The air around city hall on Sunday afternoon was damp and chill, but that didn’t stop thousands of voices from echoing off the buildings. Shouts, cheers and chants the likes of “Hey hey, ho ho, 45 has got to go!” and “Show me what democracy looks like!” reverberated through Niagara Square. The streets were a sea of pink pussy hats and poster board signs reading slogans ranging from “Viva la Vulva” to “Take ‘Em By the Midterms.” Looking around at the hopeful, determined faces that spanned generations, from rosy-cheeked babies in strollers to beautiful gray-haired women in glasses, it was clear that this was a group more organized, more unified and more determined than ever to use their voice in the most powerful way they can – to vote.

Marches organized across the country this weekend to commemorate a year of frustrations, of roadblocks and…of victories. The #MeToo movement has seamlessly woven into the battle cries of women everywhere, and speeches were made encouraging more women to speak up, speak out and advocate for themselves and those around them who don’t have a voice. More women are running for office than ever before, proving that that voice has only amplified and become more articulate in the past 365 days. It’s called out men who have abused their power and their peers, it’s brought glaring injustices to light and it’s asked for action rather than complacency.

There was a sense of fear after last year’s marches that this movement would settle and lose its momentum. Activism is hard, and the roadblocks are staggering. A government in chaos, a political majority that is threatening rights for so many, the harsh reality that equality is not nearly as close as everyone had seemed to think it was. And it’s true. 2017 was a year full of backslides, regressions and setbacks at every turn. But out of that darkness, this movement has rallied. It’s begun to tip the scales and shift cultural norms that have been accepted for generations. Complacency has not set in; in fact, the opposite has happened.

Women are getting more comfortable speaking up because their rights are actively at risk. The women’s movement rose out of the ashes of the hope that this country was ready to embrace equality. It’s showed, glaringly, how far we’ve come and how far we still have to go. It is still inherently a movement of hope – hope that this the beginning of a new journey. Women understand the hard work in front of them, and they’re not afraid of it. They’re embracing it. “Just being here, marching and being around those who believe that if we can come together in a peaceful way to get our message across…makes me hopeful. It’s knowing we all have a voice and can use it to make a difference in this world,” says Beth, 32, of Cheektowaga who marched on Sunday.
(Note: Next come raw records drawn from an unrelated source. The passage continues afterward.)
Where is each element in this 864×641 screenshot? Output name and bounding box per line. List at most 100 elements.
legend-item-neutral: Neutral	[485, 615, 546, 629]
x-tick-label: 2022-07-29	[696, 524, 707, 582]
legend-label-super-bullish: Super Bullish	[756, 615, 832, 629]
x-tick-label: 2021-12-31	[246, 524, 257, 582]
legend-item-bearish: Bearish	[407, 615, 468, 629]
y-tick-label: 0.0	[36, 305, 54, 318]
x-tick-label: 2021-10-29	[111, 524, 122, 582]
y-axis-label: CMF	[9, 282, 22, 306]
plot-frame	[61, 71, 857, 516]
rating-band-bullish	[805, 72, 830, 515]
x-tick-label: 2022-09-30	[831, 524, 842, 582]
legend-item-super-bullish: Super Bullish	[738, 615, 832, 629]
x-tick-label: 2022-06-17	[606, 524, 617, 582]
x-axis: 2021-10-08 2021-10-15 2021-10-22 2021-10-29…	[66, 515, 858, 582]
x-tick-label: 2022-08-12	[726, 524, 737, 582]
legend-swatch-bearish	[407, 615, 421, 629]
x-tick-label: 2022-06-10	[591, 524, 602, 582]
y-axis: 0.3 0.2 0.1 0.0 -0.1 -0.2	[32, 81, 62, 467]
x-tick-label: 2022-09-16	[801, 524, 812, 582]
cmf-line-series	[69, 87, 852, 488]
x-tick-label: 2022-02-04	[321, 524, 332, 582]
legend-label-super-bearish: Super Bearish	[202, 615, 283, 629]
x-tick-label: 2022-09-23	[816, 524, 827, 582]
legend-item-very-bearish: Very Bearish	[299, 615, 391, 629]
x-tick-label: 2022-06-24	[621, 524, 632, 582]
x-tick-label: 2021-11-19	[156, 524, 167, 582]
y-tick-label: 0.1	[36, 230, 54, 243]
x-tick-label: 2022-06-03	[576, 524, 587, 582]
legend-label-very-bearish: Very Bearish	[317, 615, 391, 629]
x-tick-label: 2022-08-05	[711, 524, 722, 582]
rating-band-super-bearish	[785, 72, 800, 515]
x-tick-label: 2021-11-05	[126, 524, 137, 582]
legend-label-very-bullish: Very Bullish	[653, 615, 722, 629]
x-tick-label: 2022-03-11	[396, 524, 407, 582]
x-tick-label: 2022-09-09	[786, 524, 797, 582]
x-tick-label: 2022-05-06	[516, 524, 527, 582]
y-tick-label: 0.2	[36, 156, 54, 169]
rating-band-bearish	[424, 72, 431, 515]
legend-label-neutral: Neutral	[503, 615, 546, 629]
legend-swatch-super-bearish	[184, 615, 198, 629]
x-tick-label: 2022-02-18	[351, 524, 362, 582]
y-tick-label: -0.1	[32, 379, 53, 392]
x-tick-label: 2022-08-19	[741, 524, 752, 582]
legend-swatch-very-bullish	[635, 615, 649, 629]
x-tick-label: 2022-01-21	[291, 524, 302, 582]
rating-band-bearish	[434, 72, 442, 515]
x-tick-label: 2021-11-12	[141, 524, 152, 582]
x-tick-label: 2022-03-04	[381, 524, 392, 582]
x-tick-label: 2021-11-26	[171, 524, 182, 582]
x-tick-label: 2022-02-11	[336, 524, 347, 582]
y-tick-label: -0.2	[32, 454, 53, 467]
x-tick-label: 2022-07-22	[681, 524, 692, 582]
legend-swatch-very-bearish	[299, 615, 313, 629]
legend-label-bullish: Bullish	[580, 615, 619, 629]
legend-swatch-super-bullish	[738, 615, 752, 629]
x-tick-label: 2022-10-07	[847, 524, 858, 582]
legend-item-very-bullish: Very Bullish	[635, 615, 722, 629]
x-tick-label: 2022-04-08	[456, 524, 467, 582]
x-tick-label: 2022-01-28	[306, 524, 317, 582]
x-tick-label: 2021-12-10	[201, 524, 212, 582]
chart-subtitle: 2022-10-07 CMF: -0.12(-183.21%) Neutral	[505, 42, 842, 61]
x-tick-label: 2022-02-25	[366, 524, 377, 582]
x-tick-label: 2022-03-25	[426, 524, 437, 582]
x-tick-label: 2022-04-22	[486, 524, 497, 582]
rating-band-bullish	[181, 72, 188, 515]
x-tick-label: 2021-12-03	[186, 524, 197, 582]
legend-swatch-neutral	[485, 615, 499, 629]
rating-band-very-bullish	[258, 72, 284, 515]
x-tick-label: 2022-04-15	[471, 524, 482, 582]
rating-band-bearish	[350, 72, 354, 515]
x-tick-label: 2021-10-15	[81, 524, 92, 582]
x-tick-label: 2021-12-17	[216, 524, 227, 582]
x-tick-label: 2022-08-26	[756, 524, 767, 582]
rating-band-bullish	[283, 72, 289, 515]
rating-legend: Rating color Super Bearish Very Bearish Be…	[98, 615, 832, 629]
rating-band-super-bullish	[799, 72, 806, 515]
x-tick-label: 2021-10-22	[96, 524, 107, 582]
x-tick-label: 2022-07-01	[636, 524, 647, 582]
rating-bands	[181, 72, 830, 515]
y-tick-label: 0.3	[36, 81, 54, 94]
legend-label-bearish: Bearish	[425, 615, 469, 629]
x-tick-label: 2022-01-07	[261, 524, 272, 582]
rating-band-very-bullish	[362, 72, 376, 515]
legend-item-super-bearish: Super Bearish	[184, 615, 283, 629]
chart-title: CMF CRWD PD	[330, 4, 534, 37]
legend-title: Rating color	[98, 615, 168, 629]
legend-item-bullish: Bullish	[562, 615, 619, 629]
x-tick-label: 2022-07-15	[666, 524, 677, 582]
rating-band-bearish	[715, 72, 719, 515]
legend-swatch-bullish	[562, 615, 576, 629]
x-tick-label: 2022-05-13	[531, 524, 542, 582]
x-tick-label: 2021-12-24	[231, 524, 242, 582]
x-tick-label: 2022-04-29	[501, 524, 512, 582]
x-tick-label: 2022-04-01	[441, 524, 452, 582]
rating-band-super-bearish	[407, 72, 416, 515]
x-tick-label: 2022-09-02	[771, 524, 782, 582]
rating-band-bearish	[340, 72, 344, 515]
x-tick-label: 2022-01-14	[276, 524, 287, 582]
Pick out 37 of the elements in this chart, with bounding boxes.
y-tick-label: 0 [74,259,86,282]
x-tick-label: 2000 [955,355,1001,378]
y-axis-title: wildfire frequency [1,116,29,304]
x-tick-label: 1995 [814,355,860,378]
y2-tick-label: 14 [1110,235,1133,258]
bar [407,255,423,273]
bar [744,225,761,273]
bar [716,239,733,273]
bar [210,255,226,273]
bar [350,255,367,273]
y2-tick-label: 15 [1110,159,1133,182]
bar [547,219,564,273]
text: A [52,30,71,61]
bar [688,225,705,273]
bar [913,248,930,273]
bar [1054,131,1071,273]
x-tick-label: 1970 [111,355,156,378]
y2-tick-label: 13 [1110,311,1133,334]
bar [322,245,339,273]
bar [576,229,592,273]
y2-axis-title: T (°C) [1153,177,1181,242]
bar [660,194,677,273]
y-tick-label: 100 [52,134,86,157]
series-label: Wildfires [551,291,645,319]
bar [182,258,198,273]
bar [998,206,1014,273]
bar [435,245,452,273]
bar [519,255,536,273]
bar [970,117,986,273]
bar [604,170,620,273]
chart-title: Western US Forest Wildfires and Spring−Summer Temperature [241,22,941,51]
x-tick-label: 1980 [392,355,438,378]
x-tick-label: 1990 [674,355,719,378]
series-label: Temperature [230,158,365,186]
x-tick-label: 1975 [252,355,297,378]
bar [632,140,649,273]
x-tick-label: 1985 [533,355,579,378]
There are challenges. The #MeToo movement has certainly brought more power, but as one marcher pointed out, it also has the potential to make the larger women’s movement more polarizing. And inclusivity is important. More reach toward diversity is critical to sustaining and growing this cause. “Without ALL women, it will not be as successful.”

So we will all continue to rally. To expand our reach. To vote. To use our voices in the best way we know how – at the polls. But we also need representation we can believe in. Candidates we can count on to carry those voices – those strong, fierce, united voices – to the places that matter, to the policies that will effect change. We need allies. As Dana, another woman at Sunday’s march said, “Men showed up [today] and I hope they continue to join as advocates. Because in this battle, we need male allies in every area to break down long-standing culture norms and inequalities. Women can do it alone but we shouldn’t have to.”

This is not a movement of the few, or the small. It is an entire gender coming together, raising issues that have long lay dormant and will no longer. This voice is growing louder by the moment. It is a freight train taking social media, the mainstream media and far flung corners of the country by storm. And it won’t be silenced.